Jan, le pèlerin d’Anvers

Après la publication de mes premiers articles sur mon chemin de Compostelle 2012 (Via Podiensis et Camino francés) dans le numéro 148 de la revue Globe-Trotters Magazine de l’association ABM(Aventuriers du bout du monde), j’ai proposé au comité de rédaction de l’association une série de portraits de pèlerins de Compostelle dans le cadre du numéro spécial « Sur les Chemins de… » N°150 de juillet-août 2013. 

Après un article intitulé "La magie des chemins de Compostelle" dans le numéro 148, Globe-Trotters Magazine publie dans son numéro 150 une série de portraits de pèlerins rencontrés sur la voie du Puy et le Camino Francés en 2012. Page 1.

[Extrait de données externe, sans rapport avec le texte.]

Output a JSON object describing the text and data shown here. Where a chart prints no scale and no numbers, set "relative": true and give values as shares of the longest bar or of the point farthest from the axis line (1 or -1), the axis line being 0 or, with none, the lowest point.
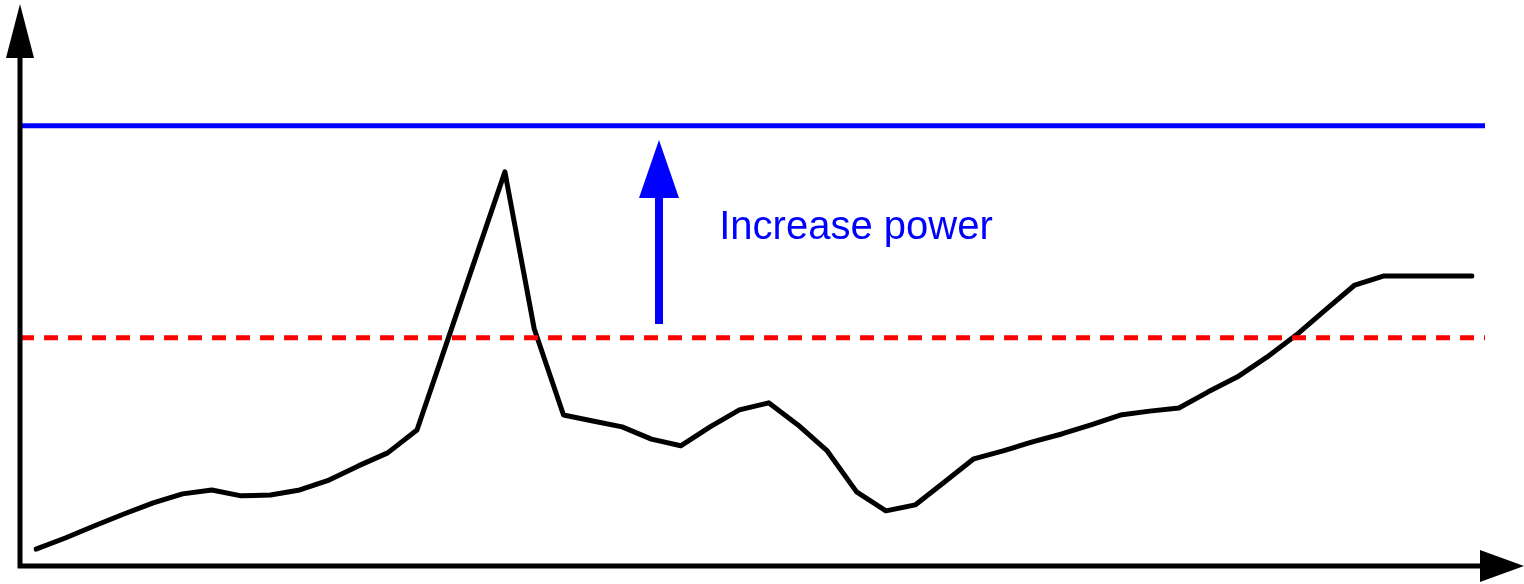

Pèlerin d’Anvers. Après un article intitulé « La magie des chemins de Compostelle » dans le numéro 148, Globe-Trotters Magazine publie dans son numéro 150 une série de portraits de pèlerins rencontrés sur la voie du Puy et le Camino Francés en 2012. Page 1.

Je vous ai parlé dans l’article précédent des circonstances de ma rencontre avec Jan, dans l’ascension du col de Roncevaux. Voici, comme promis, l’interview qu’il m’a accordée.

Pèlerin d’Anvers : 2000 kilomètres à pied vers Compostelle

L’idée lui trottait dans la tête depuis sept ans. Il attend la retraite pour concrétiser son projet. Jan a 57 ans. Le flamand d’Anvers s’élance le 2 juillet 2012, du seuil de sa maison, dans un grand périple en solitaire de 2 000 kilomètres vers Saint Jacques de Compostelle. Il s’est entraîné depuis le début de l’année sur 1 400 kilomètres, lestant son sac de bouteilles en plastique remplies de pierres, porte 26 kilos dans son sac à dos, car il a choisi l’autonomie intégrale du camping. Trois mois plus tard, il parvient à destination.

Globe-Trotters Magazine : Qu’est-ce qui t’a donné cette idée ?

Jan : Une émission de télé. Un jeune reporter, caméra sur la tête, effectuait le chemin en hiver. Tous les jours, on montrait pendant une dizaine de minutes les images de son aventure.

“Partir en pèlerinage signifie abandonner pour recevoir et devenir à nouveau un véritable être humain”. En quoi cette phrase t’a-t-elle inspirée dans ta démarche?

Je voulais effectuer une parenthèse dans ma vie pour faire le point. Non sur papier mais dans mon esprit. J’ai eu le privilège d’avoir une famille formidable, une femme douce et délicate, des enfants ayant trouvé leurs voies respectives, une bonne santé, un métier qui me plaisait et la liberté, au sein de ma famille, de m’exprimer et de demeurer moi-même. Je me sentais privilégié, heureux. Je souhaitais m’imprégner profondément de cette sensation, remercier la vie pour ce qu’elle m’avait offert. Un peu comme un contrepoids à l’injustice, la misère et le chagrin de nombre de personnes sur la terre. Santiago représentait la destination mais certainement pas le but du voyage. Non, le but ultime consistait en cette longue route qui me permettrait la rencontre avec…moi-même.

Comment as-tu associé les tiens à cette aventure ?

J’ai dédié ce pèlerinage à ma famille, ma femme et mes enfants, mes amis, par gratitude pour l’affection et la joie qu’ils m’ont données. Chaque jour, je marchais pour une personne en particulier. Ainsi, j’ai consacré l’étape la plus difficile de mon parcours, l’ascension du col de Roncevaux, à ma soeur accidentée. Une autre chose me tenait à coeur : je voulais me libérer de cette petite colère qui tourmentait mon âme, parce que j’ai déçu des gens dans ma vie, et que mon incapacité à transformer cette déception provoquait cette colère. Alors j’espérais que ce chemin ouvrirait ces coeurs pétrifiés et qu’ils m’accorderaient leur pardon.

Comment vois-tu la vie désormais, toi le « pèlerin d’Anvers » ?

Je ne crois pas que cette expérience ait fondamentalement changé ma vie. Cependant, j’ai pris conscience de ma propre valeur, et je n’ai plus besoin de reconnaissance. Cela me met à l’abri des flatteries de personnes peu sincères. J’ai appris que le hasard n’existe pas, qu’une solution se présente toujours lorsque l’on se sent en péril, que les gens que l’on rencontre et apprécie sont toujours plus ou moins un miroir de soi-même, de même que ce qui nous irrite chez les autres. J’ai compris également que relativiser est la meilleure manière d’être heureux.